A LEADING Government minister has criticised Somerset Waste Partnership for introducing charges at recycling centres, including one in Dulverton.

Community Secretary Eric Pickles said the £2 per-visit charge would be "utterly counterproductive" and would lead to more money being spent cleaning up fly-tipping.

He made his comments in a national newspaper this week as the charges at four recycling centres in Somerset came into force.

All four - Dulverton, Crewkerne, Coleford and Middlezoy - had been threatened with closure as part of a £1.9 million savings package demanded by Somerset County Council.

The waste partnership, which oversees all waste collection and recycling in the county on behalf of Somerset's six local authorities, said the charges were being trialed in direct response to feedback from the communities affected.

As well as charging £2 to use Dulverton's recycling centre, the partnership has also brought in reduced opening hours at all of the county's waste and recycling sites and introduced a raft of other charges.

All sites are now closed for two days each week, with opening hours cut from 56 in winter and 70 in summer to 40 hours year-round, with a staggered rota so not all locations are closed on the same day.

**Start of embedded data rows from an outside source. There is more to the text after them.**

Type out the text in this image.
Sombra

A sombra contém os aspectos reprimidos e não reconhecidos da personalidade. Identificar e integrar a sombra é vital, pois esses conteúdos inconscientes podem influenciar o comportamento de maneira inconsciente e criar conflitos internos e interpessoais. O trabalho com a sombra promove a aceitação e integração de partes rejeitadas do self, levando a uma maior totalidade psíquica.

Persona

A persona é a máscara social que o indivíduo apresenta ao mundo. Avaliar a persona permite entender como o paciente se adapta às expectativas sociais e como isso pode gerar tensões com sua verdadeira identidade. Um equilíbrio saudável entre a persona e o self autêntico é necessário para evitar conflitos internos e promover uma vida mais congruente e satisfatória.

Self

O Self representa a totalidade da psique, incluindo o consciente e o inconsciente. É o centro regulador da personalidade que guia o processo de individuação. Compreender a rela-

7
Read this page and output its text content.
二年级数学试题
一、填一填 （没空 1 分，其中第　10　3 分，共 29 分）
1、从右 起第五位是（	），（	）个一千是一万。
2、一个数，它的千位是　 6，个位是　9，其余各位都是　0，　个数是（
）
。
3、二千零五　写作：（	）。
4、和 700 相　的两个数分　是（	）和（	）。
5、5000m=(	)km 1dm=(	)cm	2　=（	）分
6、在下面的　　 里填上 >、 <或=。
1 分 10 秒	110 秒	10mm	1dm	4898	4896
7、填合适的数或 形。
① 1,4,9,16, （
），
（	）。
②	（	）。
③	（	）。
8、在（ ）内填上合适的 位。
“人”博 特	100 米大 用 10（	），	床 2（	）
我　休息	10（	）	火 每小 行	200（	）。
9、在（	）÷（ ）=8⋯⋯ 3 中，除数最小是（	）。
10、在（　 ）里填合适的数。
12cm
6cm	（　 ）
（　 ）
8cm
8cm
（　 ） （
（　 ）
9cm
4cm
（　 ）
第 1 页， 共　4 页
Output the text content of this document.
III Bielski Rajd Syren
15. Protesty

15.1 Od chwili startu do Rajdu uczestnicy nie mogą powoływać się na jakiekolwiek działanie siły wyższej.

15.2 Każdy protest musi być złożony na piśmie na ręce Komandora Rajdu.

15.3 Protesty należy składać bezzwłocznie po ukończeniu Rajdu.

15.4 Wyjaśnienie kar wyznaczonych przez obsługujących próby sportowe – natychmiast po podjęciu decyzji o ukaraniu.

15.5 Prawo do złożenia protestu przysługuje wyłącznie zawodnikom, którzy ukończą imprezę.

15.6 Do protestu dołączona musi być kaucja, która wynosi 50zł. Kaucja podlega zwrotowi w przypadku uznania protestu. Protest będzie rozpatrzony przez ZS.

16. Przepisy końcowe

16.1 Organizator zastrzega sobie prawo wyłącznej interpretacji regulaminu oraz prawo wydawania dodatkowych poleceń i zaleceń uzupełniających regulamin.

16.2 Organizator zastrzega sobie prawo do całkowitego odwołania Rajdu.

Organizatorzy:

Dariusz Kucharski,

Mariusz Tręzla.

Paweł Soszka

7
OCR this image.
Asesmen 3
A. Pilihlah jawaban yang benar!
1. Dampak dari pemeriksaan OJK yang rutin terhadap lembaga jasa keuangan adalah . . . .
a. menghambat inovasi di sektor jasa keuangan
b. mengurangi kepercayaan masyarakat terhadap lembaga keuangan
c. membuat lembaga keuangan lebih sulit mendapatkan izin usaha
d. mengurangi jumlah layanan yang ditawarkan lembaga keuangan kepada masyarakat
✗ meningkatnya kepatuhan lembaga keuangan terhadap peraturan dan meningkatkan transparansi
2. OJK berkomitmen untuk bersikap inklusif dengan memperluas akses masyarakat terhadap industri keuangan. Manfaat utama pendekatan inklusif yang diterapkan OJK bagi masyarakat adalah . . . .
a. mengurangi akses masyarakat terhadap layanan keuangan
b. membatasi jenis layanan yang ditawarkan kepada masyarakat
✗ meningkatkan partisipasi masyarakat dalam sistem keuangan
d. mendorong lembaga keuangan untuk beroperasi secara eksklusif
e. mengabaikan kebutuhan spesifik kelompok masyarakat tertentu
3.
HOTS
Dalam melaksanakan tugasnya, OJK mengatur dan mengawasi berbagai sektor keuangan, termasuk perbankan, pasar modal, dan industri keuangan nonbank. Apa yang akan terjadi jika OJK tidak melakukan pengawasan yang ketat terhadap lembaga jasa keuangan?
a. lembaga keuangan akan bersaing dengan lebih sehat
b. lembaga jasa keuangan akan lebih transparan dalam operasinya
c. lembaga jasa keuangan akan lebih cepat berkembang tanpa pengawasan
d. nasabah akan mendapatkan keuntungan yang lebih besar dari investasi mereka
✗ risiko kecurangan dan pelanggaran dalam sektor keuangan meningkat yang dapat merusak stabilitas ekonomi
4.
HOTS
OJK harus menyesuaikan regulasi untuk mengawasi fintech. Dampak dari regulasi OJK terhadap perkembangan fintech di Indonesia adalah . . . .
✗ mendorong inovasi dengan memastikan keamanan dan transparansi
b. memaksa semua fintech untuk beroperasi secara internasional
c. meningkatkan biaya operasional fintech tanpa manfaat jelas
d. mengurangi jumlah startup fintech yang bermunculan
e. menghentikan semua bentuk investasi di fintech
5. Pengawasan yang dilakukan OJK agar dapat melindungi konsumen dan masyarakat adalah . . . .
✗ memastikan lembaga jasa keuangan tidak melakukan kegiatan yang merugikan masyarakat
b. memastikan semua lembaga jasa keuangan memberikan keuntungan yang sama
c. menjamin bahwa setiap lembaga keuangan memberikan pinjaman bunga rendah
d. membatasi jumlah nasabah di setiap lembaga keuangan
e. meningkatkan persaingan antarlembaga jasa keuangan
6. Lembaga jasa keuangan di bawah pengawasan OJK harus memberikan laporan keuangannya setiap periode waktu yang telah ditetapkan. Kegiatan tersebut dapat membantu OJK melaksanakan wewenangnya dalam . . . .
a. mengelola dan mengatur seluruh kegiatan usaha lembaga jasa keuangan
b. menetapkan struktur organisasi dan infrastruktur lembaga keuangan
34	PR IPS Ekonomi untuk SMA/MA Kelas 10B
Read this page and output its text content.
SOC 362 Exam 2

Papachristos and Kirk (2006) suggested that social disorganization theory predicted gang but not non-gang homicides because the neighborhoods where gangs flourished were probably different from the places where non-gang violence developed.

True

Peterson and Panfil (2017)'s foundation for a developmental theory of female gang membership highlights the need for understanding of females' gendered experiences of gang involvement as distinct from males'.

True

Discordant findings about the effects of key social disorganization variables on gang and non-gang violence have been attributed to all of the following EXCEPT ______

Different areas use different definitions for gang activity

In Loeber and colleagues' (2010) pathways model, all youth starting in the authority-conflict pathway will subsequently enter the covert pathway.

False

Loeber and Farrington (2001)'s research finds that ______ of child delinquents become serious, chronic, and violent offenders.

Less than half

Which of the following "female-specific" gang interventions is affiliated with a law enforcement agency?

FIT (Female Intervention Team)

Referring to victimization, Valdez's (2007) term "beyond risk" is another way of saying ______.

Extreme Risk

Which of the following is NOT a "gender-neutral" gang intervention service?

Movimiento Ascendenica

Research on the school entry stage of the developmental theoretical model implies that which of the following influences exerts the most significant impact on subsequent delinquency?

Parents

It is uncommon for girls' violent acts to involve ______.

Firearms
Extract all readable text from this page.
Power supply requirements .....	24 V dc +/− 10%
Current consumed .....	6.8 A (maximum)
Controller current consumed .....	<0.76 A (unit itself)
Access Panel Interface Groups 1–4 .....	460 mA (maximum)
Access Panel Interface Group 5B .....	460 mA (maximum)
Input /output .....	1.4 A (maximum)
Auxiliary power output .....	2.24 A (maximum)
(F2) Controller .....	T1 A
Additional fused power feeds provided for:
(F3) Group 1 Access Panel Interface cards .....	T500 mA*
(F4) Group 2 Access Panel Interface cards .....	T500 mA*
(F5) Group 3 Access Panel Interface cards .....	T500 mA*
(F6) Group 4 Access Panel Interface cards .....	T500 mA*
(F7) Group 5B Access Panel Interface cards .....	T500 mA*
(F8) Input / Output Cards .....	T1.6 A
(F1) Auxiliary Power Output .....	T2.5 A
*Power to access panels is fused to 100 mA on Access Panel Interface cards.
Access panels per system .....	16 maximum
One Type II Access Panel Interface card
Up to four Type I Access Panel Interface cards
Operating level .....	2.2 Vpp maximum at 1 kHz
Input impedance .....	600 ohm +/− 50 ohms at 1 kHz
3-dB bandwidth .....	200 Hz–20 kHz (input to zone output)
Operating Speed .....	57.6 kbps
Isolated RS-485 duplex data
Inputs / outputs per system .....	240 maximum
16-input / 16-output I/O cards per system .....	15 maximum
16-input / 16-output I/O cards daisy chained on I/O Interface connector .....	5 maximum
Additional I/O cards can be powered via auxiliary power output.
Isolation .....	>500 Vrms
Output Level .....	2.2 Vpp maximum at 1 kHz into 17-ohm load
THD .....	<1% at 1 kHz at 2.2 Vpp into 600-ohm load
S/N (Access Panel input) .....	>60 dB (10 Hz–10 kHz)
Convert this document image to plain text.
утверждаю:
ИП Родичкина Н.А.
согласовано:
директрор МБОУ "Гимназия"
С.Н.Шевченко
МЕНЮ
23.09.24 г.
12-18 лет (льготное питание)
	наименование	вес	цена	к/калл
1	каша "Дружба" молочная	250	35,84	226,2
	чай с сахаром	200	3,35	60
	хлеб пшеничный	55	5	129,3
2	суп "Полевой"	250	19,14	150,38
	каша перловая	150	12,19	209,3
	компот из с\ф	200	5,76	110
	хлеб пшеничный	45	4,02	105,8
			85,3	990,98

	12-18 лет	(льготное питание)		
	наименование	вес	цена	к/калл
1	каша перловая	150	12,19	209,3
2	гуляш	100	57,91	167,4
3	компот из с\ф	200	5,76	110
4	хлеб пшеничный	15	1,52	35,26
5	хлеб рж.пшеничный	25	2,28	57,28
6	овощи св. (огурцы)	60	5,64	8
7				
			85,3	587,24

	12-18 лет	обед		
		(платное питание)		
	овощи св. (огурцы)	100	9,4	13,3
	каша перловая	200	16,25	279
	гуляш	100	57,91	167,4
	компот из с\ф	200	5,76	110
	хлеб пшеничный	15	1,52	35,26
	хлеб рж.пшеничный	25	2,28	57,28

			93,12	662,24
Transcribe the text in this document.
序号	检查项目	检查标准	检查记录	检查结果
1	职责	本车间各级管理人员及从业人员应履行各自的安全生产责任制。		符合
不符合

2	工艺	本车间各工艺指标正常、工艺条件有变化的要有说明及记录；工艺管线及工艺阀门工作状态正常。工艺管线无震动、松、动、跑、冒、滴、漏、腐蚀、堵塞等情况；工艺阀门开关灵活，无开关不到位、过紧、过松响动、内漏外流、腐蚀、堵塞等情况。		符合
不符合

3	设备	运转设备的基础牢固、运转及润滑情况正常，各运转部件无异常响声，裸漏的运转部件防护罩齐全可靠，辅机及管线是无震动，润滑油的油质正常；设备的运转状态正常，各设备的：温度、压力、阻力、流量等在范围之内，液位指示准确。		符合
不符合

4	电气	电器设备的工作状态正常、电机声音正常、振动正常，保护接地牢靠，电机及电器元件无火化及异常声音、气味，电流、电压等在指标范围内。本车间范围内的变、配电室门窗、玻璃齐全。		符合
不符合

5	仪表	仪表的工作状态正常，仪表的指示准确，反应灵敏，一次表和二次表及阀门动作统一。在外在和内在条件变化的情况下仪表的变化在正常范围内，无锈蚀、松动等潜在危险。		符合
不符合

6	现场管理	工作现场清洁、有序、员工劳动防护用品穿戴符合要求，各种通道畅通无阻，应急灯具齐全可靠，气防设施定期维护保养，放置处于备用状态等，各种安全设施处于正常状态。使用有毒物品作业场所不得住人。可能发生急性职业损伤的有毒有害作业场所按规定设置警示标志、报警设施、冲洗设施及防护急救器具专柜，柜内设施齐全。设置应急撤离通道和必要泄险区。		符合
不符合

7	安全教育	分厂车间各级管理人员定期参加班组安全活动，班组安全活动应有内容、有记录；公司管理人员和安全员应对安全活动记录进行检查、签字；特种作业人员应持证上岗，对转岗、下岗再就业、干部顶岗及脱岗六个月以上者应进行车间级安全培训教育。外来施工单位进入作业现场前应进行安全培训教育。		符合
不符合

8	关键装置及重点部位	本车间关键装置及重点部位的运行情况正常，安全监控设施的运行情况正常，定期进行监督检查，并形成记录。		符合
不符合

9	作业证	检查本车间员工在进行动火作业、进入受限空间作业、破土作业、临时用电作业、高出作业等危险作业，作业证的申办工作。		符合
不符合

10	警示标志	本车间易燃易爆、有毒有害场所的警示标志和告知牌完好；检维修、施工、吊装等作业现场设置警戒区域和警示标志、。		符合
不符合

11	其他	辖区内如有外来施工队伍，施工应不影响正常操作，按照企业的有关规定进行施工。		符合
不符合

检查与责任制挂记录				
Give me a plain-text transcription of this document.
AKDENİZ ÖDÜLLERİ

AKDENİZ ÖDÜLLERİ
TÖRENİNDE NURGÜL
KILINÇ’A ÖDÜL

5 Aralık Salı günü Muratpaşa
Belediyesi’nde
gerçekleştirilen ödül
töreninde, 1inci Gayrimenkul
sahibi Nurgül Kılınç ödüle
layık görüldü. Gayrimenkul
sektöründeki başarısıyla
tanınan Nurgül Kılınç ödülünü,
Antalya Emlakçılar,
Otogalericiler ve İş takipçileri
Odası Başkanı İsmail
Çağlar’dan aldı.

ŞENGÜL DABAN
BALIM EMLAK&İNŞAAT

In West Somerset, all three sites are open from 8am to 7pm on Mondays, Minehead is closed on Tuesdays and Wednesdays, while Dulverton and Williton are open from 8am to 4pm on both days and closed on Thursdays and Fridays when Minehead is open, again from 8am to 4pm.

All three sites are open from 8am to 4pm on Saturdays and from 8am to 1pm on Sundays.

Charges for leaving gas bottles now range from £6 to £35, car tyres are £3.30 to £4.20 and £45.60 for "general commercial" tyres.

Charges of between £14.50 and £116 are also now levied for different loads of soil or rubble.

But Mr Pickles said charging to use waste sites would do little more than create "perverse incentives" for fly-tipping.

He said people already paid Council Tax for local services and said the Government would not allow "municipal bureaucrats to introduce backdoor bin charges for the collection or disposal of normal household waste".

Steve Read, the waste partnership's managing director, said the new charges were not illegal and were in the "spirit of localism".

"The charging was in response to what the community asked us to look at in preference to closing the centres," he said.